Miris, Viral Guru di Cianjur Tunjukkan Kontrak Gaji Rp 300 Ribu: “Kami Dianggap Tak Perlu Ada”
CIANJURUPDATE.COM – Sebuah unggahan video yang memperlihatkan dokumen perjanjian kerja tenaga pengajar di lingkungan Pemerintah Kabupaten Cianjur beredar di media sosial Instagram. Video tersebut menyoroti besaran nominal gaji yang tercantum dalam kontrak, yakni sebesar Rp 300.000.
Video tersebut diunggah oleh akun Instagram alampurnamaayom. Dalam rekaman yang dibagikan, terlihat lembaran dokumen formal yang memuat pasal-pasal perjanjian kerja. Fokus perekam tertuju pada bagian “Pasal Gaji”.
Pada ayat 2 dalam dokumen tersebut tertulis secara spesifik: “Pihak Kedua berhak menerima gaji sebesar Rp. 300.000”.
Baca Juga: Disdikpora Cianjur Larang Guru Kelola Tabungan Siswa, Minta Fokus Tingkatkan Kualitas Pendidikan
Sementara itu, pada ayat 1 di pasal yang sama dijelaskan dasar penetapan nominal tersebut. Tertulis bahwa pihak kedua berhak mendapat gaji “sesuai dengan kemampuan dan kesanggupan Pemerintah Kabupaten Cianjur”.
Protes Melalui Narasi Video
Dalam unggahan tersebut, pemilik akun menyematkan tulisan berlatar merah yang menutupi sebagian teks dokumen. Tulisan itu berisi pernyataan sikap terkait penghargaan terhadap profesi guru.
“Kau hinakan Profesi kami Sebagai ‘GURU’ Atau karena Slogan ‘Pahlawan Tanpa Tanda Jasa’ Hingga kami tak pantas dapat PROFIT yang layak,” bunyi tulisan dalam video tersebut.
Baca Juga: 7007 PPPK Paruh Waktu di Cianjur Segera Dilantik, 2700 Terdata di Disdikpora
Keterangan Unggahan
Selain teks yang tertera dalam video, pengunggah juga menuliskan keterangan (caption) yang mempertanyakan posisi guru honorer dalam sistem pendidikan saat ini.
“Seolah kami dipandang tanpa sebelah mata mungkin dengan mata tertutup dianggap kami tidak ada mungkin kami dianggap tak perlu adanya,” tulis akun alampurnamaayom.
Ia juga menyinggung mengenai alasan “panggilan jiwa” yang kerap dikaitkan dengan profesi guru.
“Apakah karena panggilan jiwa dan hati hingga kami tak pantas dapatkan yang layak,” lanjutnya.
Pada bagian penutup keterangan, pengunggah menyoroti kewajiban aturan yang dibebankan kepada guru, yang dinilai kontradiktif dengan penggunaan slogan pahlawan tanpa tanda jasa.
Baca Juga: Disdikpora Cianjur Tegaskan Komitmen Program Wajib Belajar 13 Tahun
“Kau tanamkan aturan yang harus diterapkan oleh kami.
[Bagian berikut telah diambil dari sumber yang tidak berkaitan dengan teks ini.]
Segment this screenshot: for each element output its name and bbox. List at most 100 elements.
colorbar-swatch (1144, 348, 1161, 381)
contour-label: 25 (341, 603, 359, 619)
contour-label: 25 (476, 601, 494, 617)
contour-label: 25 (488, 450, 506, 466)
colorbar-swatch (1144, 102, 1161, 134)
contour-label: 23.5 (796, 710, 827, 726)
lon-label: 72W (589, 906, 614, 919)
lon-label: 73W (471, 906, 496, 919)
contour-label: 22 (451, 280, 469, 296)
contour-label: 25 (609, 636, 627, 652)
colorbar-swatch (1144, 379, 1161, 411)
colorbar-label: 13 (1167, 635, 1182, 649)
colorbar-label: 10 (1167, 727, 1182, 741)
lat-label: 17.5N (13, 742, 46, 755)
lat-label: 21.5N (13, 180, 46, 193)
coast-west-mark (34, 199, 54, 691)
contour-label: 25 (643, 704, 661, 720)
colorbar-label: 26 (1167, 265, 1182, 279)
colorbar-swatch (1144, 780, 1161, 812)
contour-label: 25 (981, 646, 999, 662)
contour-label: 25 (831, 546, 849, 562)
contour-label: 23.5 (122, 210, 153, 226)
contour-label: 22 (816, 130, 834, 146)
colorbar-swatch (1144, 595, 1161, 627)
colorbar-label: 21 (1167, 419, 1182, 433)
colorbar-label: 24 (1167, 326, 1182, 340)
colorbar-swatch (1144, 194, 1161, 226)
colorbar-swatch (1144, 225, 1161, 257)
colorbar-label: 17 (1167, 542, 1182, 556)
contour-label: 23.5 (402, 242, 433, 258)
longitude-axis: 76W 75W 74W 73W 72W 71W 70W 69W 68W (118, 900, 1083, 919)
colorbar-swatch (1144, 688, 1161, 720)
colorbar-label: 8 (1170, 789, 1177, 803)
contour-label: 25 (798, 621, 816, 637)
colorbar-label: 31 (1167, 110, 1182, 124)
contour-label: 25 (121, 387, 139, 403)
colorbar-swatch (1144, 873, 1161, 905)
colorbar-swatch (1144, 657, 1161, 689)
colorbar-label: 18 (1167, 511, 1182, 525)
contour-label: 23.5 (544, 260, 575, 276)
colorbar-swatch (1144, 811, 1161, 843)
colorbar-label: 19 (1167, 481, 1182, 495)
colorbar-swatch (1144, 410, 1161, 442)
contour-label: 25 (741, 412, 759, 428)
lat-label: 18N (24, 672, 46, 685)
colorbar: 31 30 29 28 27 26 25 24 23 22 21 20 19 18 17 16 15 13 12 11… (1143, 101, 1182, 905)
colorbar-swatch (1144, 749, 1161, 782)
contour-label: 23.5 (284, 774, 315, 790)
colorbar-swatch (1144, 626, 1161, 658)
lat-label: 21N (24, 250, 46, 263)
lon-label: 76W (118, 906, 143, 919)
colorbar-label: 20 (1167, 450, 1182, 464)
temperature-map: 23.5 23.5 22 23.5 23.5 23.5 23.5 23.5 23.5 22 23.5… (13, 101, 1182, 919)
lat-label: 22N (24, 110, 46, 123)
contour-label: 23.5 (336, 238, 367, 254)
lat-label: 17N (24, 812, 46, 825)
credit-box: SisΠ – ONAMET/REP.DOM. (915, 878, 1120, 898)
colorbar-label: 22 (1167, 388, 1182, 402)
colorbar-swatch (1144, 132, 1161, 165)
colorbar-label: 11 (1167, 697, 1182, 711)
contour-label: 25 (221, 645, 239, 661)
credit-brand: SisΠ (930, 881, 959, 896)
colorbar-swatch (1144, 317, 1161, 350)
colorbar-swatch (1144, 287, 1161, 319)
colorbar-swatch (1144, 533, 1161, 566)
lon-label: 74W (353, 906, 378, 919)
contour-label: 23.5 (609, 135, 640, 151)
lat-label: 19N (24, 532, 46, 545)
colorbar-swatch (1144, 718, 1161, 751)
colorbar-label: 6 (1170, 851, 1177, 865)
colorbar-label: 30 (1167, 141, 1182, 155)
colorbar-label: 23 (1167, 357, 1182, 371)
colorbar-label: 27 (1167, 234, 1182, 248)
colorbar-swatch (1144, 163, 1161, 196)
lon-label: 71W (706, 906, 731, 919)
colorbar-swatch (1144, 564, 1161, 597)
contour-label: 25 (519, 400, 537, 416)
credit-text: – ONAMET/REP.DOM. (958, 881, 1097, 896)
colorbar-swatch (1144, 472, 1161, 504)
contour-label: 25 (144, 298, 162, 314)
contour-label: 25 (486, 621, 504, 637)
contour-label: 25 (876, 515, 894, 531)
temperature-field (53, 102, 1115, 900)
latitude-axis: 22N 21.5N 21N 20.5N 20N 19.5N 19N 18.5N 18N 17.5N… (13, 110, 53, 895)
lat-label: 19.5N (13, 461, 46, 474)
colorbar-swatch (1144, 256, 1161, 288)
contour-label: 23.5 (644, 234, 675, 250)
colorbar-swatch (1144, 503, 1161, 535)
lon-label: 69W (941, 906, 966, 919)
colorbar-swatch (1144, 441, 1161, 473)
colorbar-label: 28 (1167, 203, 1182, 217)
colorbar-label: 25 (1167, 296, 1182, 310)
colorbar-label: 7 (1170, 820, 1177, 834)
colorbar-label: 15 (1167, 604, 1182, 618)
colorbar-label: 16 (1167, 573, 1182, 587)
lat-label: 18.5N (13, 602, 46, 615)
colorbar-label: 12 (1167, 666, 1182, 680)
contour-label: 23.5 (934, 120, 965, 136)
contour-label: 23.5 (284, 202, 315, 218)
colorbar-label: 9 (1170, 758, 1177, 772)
Tapi kau tutuo kami dengan slogan ‘PAHLAWAN TANPA TANDA JASA’,” tutupnya dalam keterangan tertulis tersebut.
Hingga berita ini ditulis, belum ada keterangan resmi dari Dinas Pendidikan Pemuda dan Olahraga (Disdikpora) Kabupaten Cianjur maupun pihak terkait mengenai detail dokumen kontrak yang viral tersebut.